Sobretudo o Anti-Düring de Engels mostra como se ergueu uma barreira inultrapassável entre a primeira crítica categorial da estatalidade, da democracia e da política, por um lado, e a crítica da economia política formulada em O Capital, por outro. Naquele escrito, elaborado poucos anos antes da morte de Marx, no entanto com seu conhecimento e aprovação, e que se tornou para a social-democracia um “curso abreviado” de “marxismo” muito mais lido que O Capital, consolidou-se, trinta anos após o Manifesto, o seu conceito reducionista de Estado, só de forma inessencial e vaga misturado com pontos de vista da crítica da economia política.

As célebres formulações de Engels dizem em primeiro lugar: “O Estado moderno… é apenas a organização de que a sociedade civil dispõe para preservar as condições externas gerais do modo de produção capitalista dos ataques tanto dos trabalhadores como dos capitalistas individuais. O Estado moderno, seja qual for a sua forma, é no essencial uma máquina capitalista, o Estado dos capitalistas, o capitalista colectivo ideal. Quanto mais forças produtivas ele assume como sua propriedade, mais ele se torna realmente capitalista colectivo ideal, mais cidadãos ele explora. Os trabalhadores mantêm-se assalariados, proletários. A relação de capital não é superada, pelo contrário, é agudizada. Mas, no auge da agudização, há uma viragem. A propriedade do Estado sobre as forças produtivas não é a solução do conflito, mas contém em si o meio formal, a oportunidade da solução”. A contradição conceptual salta à vista: Engels mal se aproximou vagamente da definição de Estado como “generalidade abstracta” face a todos os seus sujeitos funcionais, dificilmente designou o Estado como “máquina essencialmente capitalista” (uma metáfora que poderia ter sido recordada na formulação do “sujeito automático”, entretanto deixada por Marx dez anos antes) – ele detém-se aqui e escapa-se de volta ao terreno do Manifesto, ao identificar a generalidade da estatalidade como “Estado dos capitalistas”. Obviamente que Engels não chegou à diferença entre “capital”, como fim em si da “riqueza abstracta”, e “capitalistas”, como meros funcionários desse fim em si. O que naturalmente por maioria de razão fica completamente desaparecido neste naufrágio é aquele primeiro ponto de vista de Marx, subjacente ao conceito de Estado como tal, de que este tem como sua “base natural” a forma do capital. Por isso Engels diz, de facto, que a estatização não “supera” a relação de capital. Apesar disso, a “forma Estado” há-de ser o “meio formal” e a “oportunidade da solução”.

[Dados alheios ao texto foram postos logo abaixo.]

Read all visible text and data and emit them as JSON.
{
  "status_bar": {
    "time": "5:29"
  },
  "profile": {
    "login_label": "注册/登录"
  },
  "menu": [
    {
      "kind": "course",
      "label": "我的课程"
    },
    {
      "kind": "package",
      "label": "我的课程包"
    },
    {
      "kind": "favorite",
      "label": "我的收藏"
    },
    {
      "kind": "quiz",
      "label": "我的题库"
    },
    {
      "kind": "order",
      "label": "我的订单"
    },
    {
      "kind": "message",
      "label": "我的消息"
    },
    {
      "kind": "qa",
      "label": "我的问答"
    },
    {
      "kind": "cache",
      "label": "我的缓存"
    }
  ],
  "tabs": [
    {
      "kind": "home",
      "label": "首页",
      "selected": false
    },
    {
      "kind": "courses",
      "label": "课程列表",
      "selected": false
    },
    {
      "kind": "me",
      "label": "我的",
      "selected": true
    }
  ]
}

É evidente para onde Engels se pretende virar: O Estado só não seria a “superação” da relação de capital precisamente porque até agora tem tido de ser “Estado dos capitalistas”. Ele pode tornar-se, portanto, o “meio formal”, na medida em que a estatalidade em si não se desmorona como forma da crítica nem é identificada como o lado político da mesma relação fetichista, mas simplesmente há-de ser carregada com outro conteúdo de classe. Assim prossegue Engels: “O proletariado toma o poder de Estado e começa por transformar os meios de produção em propriedade do Estado. Mas, com isto, suprime-se a si mesmo como proletariado, com isto suprime todas as diferenças de classes e antagonismos de classes, e assim suprime também o Estado como Estado”. Do ponto de visa da reflexão originária de Marx, o caso é precisamente o contrário. Tomar o poder de Estado é, de acordo com a sua forma, o mesmo que assumir a “responsabilidade” pelo sistema do “trabalho abstracto” e, portanto, pelo sistema de fim em si mesmo da “riqueza abstracta”.

De passagem aqui se evidencia o carácter afirmativo do conceito de superação [Aufhebung] na dialéctica positiva de Hegel, pois “superado” [aufgehoben] no sentido de “suplantado” [überwünden] torna-se aqui apenas um estado de agregação ou estádio histórico de passagem do “sujeito automático” que, através e para lá de todas as metamorfoses e desenvolvimentos, se mantém em si eterno como tal, como essência (“superado” [aufgehoben] no sentido de “conservado” [bewahrt]), e que apenas há-de vir “a si” no sentido de uma consciência afirmativa de si mesmo, através do “saber absoluto” da razão iluminista capitalista completada e tornada conscientemente auto-reflexiva. A afirmação de Engels, na verdade, traduz-se em que “o proletariado” não se abole a si mesmo nem ao Estado, mas “supera-se” auto-afirmativamente na estatização das categorias capitalistas não suplantadas, reproduzindo portanto o fetiche capitalista em si mesmo. A transformação dos meios de produção em propriedade do Estado supera o Estado enquanto Estado apenas na medida em que pressupõe o poder lógica e praticamente impossível de dispor sobre os seus próprios pressupostos, portanto não o suplantando assim como forma, sobrecarregando, pelo contrário, a sua essência alienada e repressiva. Infelizmente é preciso dizer-se que o Anti-Dühring permaneceu a última palavra do “marxismo clássico” sobre a teoria do Estado. Mostrar-se-á que a argumentação pós-modernista e pós-marxista apenas piorou o conceito de Estado e o afastou ainda mais da crítica categorial.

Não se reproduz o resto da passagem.